豊川海軍工廠跡 その1
(愛知県 2005/2)

愛知の戦争遺跡を見て回る上で絶対に外せないと思っていた豊川海軍工廠跡。現在は名古屋大学太陽地球環境研究所の敷地となっている。
昨年の春先に見学依頼をしたのだが、マムシやスズメバチが多く出るので、原則的には冬しか見学を許可していないとのことで涙を飲んだ。
そして満を持しての冬、勢い込んで見学依頼したのだが、案内のボランティアを出すので、できれば人数を揃えて欲しいとのこと。
掲示板などで募集をかけたのだが、予想通り誰も集まらなかったため、「豊川海軍工廠跡地保存をすすめる会」の見学会に参加しての見学となった。


〜豊川海軍工廠〜
豊川海軍工廠は昭和14年、機銃や弾薬を製造する為の工廠としてつくられた。最盛期には6万を越える人々がこの仕事に従事していたとされる。
昭和20年8月7日、マリアナ基地から飛来した爆撃機B29約120機、12波による空襲を受ける。天候が悪かった場合は横須賀が攻撃対象であったが、この日は晴天であった。およそ30分の間に500ポンド爆弾3200発余りを落とされ、約2700人の人達が亡くなった。


空襲の被害が割と少なかった北西部分は現在名古屋大学太陽地球環境研究所の敷地となっているが、構内は点在した施設以外はあまり手を入れられることがなかったため、現在も建造物やそれらを囲んでいた土塁、爆弾跡など、数多くの遺構が残っている。
ジオラマで復元された豊川海軍工廠。

左上の部分、およそ1/4が現在名古屋大学太陽地球環境研究所の敷地となっている。比較的被害の少なかった場所で、見学ルートもこのあたり。火工部は火薬が多く蓄えられており、空襲の場合、危険とされたので多くの従業員は南側の正門方面へ逃げた。しかし皮肉にも爆撃の中心はこの正門近くであったため、より被害が大きくなったとのこと。
海軍工廠で用いられた時刻ベル、マイクロホンなど。
正門近くにあった工廠神社の菊花紋章。

名古屋大学太陽地球科学研究所本館前に集合。毎年夏冬2回の見学会が行われている。夏は空襲のあった8月7日であるが、雑草が生い茂っているため、冬ほどの見学範囲はないらしい。

名古屋大学太陽地球科学研究所門。
写真左の土手部分はすでに軍の遺構となっており、弾薬庫の周囲を囲む土塁。

警備員詰所。
戦時中のものかと思えるくらい年季が入っていた。中の警備員はフレンドリーな挨拶で好感。


門を入ってすぐ右側、鋭い角を持った土塁が現れる。
内部は弾薬庫となっており、写真中央に見えるトンネルからのみ行き来できる。

豊川海軍工廠復元ジオラマより。
建造物を囲う土塁とそれらを結ぶ通路の様子。


上の写真に写っている土塁もこれらの一つ。

弾薬庫へと続くトンネル。
心霊スポット好きの連中だったら大騒ぎするような場所。

土塁内側から撮影したトンネル。塁の際は日光があたりにくいので、表側と雰囲気がかなり異なる。生えてる植物もシダっぽい。

トンネルをくぐると見えてくる弾薬庫(実験棟?)
この塁の中には他にも建物があったようだが、現在はこれしか残っていない。
ツタがからみまくって廃墟チックな雰囲気は充分あるが、ぱっと見たところ戦争遺跡というイメージあまりなかった。
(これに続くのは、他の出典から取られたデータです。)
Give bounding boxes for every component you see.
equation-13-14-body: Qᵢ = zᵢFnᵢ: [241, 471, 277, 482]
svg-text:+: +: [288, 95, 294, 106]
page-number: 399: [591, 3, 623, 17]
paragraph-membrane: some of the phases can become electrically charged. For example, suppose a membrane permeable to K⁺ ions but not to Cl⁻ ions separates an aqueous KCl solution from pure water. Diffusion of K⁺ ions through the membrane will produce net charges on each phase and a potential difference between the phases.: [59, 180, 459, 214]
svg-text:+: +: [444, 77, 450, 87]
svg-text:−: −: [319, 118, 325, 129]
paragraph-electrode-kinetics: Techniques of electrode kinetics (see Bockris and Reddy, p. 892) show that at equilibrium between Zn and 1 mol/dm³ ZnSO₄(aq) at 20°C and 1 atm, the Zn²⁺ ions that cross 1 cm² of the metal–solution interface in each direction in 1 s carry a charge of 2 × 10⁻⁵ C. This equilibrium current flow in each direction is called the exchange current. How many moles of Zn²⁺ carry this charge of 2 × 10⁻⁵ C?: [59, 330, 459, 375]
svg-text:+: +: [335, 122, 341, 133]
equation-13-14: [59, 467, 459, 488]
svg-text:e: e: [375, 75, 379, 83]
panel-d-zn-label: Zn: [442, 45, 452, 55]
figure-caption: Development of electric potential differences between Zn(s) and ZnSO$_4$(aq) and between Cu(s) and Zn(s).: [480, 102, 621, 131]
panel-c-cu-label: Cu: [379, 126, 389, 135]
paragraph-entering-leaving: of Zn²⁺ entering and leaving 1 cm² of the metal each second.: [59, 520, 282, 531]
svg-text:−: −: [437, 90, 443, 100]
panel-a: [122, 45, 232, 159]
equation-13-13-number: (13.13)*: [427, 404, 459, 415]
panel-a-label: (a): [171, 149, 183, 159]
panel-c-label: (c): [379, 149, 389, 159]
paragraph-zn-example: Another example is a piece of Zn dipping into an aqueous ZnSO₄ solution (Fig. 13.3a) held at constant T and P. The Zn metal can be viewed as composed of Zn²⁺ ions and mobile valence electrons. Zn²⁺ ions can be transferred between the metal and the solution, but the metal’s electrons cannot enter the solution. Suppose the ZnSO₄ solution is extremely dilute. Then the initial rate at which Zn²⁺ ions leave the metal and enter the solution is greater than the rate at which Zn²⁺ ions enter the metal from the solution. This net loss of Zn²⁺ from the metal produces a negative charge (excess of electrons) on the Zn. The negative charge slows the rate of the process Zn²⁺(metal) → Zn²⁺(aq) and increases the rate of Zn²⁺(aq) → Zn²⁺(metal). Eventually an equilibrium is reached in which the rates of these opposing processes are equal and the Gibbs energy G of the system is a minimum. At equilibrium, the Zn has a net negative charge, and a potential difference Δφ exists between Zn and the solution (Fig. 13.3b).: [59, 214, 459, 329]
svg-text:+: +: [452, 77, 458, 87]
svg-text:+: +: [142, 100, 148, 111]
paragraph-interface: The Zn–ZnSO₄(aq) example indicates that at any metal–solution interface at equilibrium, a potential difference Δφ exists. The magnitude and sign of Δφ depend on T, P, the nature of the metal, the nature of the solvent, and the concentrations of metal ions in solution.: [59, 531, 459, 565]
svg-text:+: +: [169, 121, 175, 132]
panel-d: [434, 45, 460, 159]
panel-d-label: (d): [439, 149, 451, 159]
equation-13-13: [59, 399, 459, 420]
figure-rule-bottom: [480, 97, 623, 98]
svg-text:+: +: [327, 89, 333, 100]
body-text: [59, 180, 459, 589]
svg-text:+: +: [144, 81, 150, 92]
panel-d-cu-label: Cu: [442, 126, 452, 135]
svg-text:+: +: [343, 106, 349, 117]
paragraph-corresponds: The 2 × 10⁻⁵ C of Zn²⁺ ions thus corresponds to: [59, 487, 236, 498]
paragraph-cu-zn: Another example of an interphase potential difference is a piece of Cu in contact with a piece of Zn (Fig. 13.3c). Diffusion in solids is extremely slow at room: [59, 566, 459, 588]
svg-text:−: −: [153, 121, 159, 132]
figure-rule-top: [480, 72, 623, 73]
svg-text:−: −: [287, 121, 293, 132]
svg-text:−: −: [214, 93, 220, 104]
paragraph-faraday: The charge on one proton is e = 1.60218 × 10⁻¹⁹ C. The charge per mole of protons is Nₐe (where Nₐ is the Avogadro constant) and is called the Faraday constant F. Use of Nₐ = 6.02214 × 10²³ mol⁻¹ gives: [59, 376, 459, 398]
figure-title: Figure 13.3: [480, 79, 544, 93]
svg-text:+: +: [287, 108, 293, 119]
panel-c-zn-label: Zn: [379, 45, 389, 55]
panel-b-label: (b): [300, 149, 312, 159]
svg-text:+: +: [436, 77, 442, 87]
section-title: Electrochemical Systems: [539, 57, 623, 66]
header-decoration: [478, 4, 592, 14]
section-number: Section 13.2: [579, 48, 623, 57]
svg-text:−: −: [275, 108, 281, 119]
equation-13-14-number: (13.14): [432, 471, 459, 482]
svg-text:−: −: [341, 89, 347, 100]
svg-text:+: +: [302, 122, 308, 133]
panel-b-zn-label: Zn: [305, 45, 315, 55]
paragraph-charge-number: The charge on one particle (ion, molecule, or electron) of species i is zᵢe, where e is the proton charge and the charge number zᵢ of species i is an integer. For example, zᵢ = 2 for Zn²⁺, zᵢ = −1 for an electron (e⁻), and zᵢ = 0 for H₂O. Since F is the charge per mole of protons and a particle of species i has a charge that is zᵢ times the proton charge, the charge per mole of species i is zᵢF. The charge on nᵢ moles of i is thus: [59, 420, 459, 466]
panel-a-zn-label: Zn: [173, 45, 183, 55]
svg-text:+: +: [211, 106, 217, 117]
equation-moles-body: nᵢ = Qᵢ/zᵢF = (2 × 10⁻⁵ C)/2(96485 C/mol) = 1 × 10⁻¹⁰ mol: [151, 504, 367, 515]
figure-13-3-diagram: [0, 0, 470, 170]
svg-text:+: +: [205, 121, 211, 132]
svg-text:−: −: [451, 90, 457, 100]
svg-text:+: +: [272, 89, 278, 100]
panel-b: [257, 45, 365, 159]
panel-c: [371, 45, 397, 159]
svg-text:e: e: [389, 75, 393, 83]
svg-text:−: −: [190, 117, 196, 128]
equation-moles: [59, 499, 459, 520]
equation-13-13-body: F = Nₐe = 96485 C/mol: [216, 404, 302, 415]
火薬を扱う建物であるため、壁は厚く、屋根は薄い。もし誤爆した場合に被害が広がらないよう、爆発を上に抜かすため。
壁は厚さ30cmの鉄筋コンクリート製、窓際のあたりにその厚さを見ることができる。

 
廊下と入ってすぐ左の部屋。物置に使っていたようだが、現在は使用されていないらしい。
正式な説明開始後は危険なので中に入らないよう指示があった。ほとんど粗大ゴミ置場状態。

 
通路右側から乗り出して撮影。元便所らしき突き出した部屋がある。
右の写真は元便所らしき部屋内部。荒れ放題となっているが、壁や洗面所に元トイレらしき雰囲気が見て取れる。

廊下突き当たり右側の部屋。サッシなどは手を加えられたもののようだ。
肝心の部屋は屋根が落ちてしまっており、踏み込むことは不可能。

廊下突き当たり。左側の戸が上記写真の扉。荒れ果ててはいるが、約60年を経た建物とも思われない。